Within this colossal morass of media, one single book stands out: Steven Pinker’s The Better Angels of Our Nature: Why Violence Has Declined. Read this book. It is an astounding achievement.

Published in 2011, it runs to 700 pages excluding notes and references. It is a meticulous exploration of the human propensity for violence, and a well-crafted and exhaustive argument for the reality of its decline. Reviewer David Runciman from The Guardian calls the book “mind-altering,” and he is not exaggerating.

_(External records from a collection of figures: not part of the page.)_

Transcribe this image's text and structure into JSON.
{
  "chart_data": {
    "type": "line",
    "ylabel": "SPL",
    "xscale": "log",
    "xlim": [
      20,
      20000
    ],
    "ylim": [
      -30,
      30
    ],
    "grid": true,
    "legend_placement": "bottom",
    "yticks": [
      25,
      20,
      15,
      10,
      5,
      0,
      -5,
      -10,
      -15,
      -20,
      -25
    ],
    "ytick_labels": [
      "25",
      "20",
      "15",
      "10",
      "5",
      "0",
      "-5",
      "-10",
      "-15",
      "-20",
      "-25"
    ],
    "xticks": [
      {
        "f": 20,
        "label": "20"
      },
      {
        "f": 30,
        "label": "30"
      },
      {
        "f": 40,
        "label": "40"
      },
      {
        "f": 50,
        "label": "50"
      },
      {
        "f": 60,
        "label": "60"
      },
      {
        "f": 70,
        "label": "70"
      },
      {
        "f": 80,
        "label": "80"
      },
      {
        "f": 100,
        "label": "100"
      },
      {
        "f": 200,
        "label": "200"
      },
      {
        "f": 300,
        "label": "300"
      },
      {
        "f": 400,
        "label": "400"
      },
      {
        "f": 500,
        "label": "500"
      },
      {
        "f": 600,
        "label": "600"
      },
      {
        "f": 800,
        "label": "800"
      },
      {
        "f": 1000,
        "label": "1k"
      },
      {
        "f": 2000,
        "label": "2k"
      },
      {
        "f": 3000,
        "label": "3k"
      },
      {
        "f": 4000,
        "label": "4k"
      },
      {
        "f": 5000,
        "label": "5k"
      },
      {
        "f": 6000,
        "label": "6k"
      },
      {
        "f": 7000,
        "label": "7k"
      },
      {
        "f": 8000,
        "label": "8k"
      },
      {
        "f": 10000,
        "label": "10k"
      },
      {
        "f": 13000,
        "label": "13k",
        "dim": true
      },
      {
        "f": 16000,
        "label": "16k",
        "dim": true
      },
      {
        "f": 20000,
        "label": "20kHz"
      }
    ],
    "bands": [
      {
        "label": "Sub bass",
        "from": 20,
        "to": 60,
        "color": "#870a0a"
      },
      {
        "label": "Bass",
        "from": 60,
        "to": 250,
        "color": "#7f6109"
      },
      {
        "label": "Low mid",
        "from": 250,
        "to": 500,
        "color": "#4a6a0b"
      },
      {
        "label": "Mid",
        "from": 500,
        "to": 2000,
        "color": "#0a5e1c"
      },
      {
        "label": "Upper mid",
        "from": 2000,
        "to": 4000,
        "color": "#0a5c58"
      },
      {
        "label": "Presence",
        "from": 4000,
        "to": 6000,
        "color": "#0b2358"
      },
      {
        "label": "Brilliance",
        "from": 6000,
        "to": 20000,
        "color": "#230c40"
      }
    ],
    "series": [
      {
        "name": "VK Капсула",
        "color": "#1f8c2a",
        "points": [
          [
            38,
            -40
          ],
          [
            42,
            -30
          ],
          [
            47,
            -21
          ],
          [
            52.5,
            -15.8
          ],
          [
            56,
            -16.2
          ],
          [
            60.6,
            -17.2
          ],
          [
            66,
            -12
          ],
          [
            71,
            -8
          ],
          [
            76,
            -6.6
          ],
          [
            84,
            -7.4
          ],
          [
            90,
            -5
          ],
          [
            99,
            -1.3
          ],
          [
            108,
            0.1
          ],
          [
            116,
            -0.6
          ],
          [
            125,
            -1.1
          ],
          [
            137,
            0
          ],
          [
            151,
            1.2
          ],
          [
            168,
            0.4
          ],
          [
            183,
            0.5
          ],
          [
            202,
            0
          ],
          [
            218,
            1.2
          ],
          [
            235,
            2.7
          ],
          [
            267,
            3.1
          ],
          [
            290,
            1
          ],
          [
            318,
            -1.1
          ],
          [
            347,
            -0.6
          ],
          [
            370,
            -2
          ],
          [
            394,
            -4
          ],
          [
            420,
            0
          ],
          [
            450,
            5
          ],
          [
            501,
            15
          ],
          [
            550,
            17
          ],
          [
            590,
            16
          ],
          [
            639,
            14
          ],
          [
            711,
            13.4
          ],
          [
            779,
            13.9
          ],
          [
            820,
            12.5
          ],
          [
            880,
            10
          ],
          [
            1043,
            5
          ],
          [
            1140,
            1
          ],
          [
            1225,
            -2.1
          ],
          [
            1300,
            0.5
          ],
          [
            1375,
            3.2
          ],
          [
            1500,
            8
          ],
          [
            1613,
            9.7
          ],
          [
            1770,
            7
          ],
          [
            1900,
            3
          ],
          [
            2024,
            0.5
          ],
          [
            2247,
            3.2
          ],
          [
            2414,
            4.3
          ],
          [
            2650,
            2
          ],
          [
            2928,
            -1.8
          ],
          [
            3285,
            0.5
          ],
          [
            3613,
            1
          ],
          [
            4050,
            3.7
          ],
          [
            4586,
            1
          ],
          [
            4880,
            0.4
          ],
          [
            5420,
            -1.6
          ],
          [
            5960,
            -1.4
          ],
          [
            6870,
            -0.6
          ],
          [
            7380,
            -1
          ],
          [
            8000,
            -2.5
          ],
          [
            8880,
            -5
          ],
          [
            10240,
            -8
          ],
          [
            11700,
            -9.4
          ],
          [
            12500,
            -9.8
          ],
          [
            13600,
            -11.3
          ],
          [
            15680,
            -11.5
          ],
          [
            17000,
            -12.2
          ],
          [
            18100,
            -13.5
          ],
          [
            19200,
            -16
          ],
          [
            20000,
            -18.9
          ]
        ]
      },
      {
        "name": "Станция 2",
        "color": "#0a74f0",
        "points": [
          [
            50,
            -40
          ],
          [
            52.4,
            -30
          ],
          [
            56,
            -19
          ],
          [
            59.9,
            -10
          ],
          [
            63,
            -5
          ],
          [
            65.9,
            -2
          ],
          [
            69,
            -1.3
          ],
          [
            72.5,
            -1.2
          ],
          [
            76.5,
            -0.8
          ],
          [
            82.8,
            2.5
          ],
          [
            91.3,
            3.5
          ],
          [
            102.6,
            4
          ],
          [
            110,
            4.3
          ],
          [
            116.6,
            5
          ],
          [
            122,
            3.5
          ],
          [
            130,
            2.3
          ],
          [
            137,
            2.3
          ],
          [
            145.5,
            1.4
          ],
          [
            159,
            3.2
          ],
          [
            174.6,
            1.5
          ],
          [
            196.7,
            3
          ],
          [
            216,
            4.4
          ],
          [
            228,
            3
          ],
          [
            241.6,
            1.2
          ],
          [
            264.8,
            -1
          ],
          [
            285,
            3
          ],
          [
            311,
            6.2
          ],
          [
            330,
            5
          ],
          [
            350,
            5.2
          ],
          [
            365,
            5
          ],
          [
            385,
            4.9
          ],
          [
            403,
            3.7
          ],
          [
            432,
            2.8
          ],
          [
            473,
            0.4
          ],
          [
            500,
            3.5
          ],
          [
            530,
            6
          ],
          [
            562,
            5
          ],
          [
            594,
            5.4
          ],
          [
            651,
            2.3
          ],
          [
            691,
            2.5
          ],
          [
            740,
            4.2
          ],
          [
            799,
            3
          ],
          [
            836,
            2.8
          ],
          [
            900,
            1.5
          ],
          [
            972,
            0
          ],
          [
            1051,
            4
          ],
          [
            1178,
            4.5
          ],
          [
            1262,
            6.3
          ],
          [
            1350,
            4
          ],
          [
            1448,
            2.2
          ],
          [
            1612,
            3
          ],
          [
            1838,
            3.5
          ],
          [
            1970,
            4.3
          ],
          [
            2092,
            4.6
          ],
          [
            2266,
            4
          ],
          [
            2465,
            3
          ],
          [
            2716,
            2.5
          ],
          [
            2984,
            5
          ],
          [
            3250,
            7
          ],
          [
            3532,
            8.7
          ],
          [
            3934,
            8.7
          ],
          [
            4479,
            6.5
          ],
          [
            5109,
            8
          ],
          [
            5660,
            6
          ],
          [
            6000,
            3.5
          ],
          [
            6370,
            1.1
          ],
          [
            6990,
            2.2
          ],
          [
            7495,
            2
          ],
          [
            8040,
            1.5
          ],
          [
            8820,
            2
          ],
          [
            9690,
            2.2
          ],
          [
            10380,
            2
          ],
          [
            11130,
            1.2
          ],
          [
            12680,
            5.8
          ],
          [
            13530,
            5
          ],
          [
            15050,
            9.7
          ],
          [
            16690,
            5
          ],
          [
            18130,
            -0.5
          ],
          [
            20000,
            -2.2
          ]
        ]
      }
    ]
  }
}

In spite of Pinker’s clear, warm, and engaging writing style, it is a difficult book to read—it is challenging to come face to face with just how bad things used to be. The first six chapters, over 500 pages, are dedicated to demonstrating with excruciating thoroughness exactly how demon-ridden our behavior has historically been. I am a quick reader, and it took me months to work my way through the accounts of torture, genocide, infanticide and casual murder over thousands of years of recorded history. It’s strong stuff, and it takes a while to digest. When I use these words, “torture, genocide, infanticide, murder,” I’m wrapping a nice comfortable ab­strac­tion around the concepts. Pinker strips away abstraction, providing multiple examples to go along with his claims, and graphs of data to back it all up. I had heard about “breaking on the wheel” before, but I never understood what it actually entailed until I read Better Angels. It’s awful stuff, and I’ll never look at Monty Python and the Holy Grail quite the same way ever again.

But like a bitter medicine, the payoff is immense.

Are you anxious about the future? Do you believe the talking heads when they tell you that humans are inherently evil, stupid, and destined to commit species-wide suicide? The very idea that people are somehow devolving has become laughable in the light of Pinker’s leviathan of a work. Between reading chapters of it, I spent most of my time watching history documentary after history documentary, and I have come out of this experience with an unparalleled gratitude to be living in the present day and age. I look around me and I see a swelling throng of people who are caring, compassionate, and self-aware, and who largely reject the option of violence.

I see people who endured paren­tal beatings when they were children, now raising their own kids without spanking—taking the time to un­der­stand the child’s mind and guiding them gently but firmly towards adulthood without teaching them that it’s okay to hit in anger. I see women bringing their voices to­gether in rejection of rape culture, and I see men supporting their women. I see people reaching out beyond the barriers of race and class.

The headlines tell us only the bad news. Take a second for yourself and for your sanity, and dig a little deeper. There are real reasons for optimism.

This is not to say that humanity is a sure thing. I’d give us a B+ for our progress to our present state as an intelligent, technology-using species, but there is still plenty of room for us to precipitate more mass tragedy and trauma upon our own heads in the future. Pinker acknowledges this, many times, in Better Angels. But your future relies in such a huge way on your present state of mind—if we are to use our agency to improve our lot still further, we are going to need to engage some optimism and some little bit of faith that things will work out in the end.

If you’re like me, and you used to lie awake at night clutched in existential crisis, go out and buy this book. If you know anyone else who lies awake at night in existential crisis, perhaps think of buying this book for them, along with the collected works of Terry Pratchett as comedy relief when things get too heavy.